Exercise - Everyone performs better, feels happier, and is healthier, when exercise is part of their daily routine. Children should get at least 1 hour of physical activity daily. Exercise is linked to increased attention, calmer behavior, happier mood, higher test scores, increased comprehension, and better overall health. Promote daily exercise in any way possible, for everyone in your family.
Sleep - Get plenty of sleep and ensure your child gets plenty of sleep, too. It is recommended that 5 to 12 year olds get between 9 and 11 hours of sleep a night. Turn down lights and limit screen time 2 hours before bedtime. Sleep in a dark, quiet room, without a television or screen on. This is even more important as your children approach their teen years. If they absolutely can not be put away 2 hours before bedtime, use screen dimming settings on handheld devices to reduce blue light.
Resiliency - If you want your children to grow up to be calm, competent, and confident, promote resilient behavior in them now. Fostering the ability of your children to problem solve, and navigate through disappointment and setbacks, will help them grow into adults able to shape their world and weather the rough times. Learning to "see the glass as half full", will help your children learn to see failure as an opportunity for growth. See the links provided for more information on resiliency.

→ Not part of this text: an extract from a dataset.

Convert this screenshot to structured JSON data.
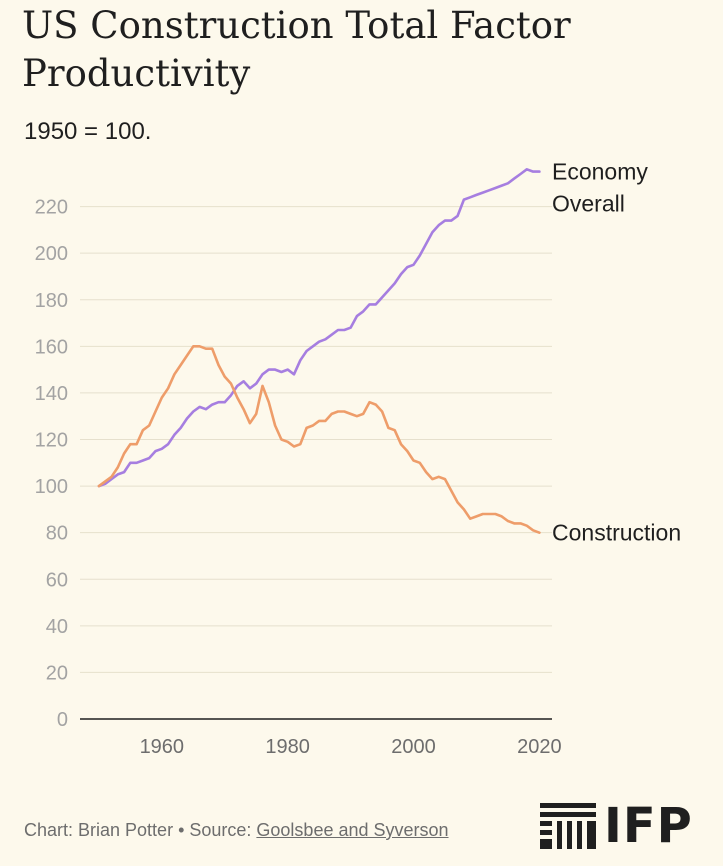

Avoid Illness - Follow basic safety rules, such as wearing helmets and seat belts, and avoiding danger. Promote hand washing, and proper sneezing and coughing (into a tissue or napkin, wash hands afterward). Proper hand washing consists of soap, water, friction on all surfaces for at least 20 seconds, and rinse, followed by thorough drying. To help promote 20 second scrubs, encourage your children to wash for as long as it takes to sing Happy Birthday two times through. Teach your children to avoid touching their faces as much as possible, since germs mostly enter and leave the body through the eyes, nose and mouth. Wash hands, or use hand sanitizer, before and after touching your face. Avoid "antibacterial" soaps and hand sanitizers to help reduce microbial resistance.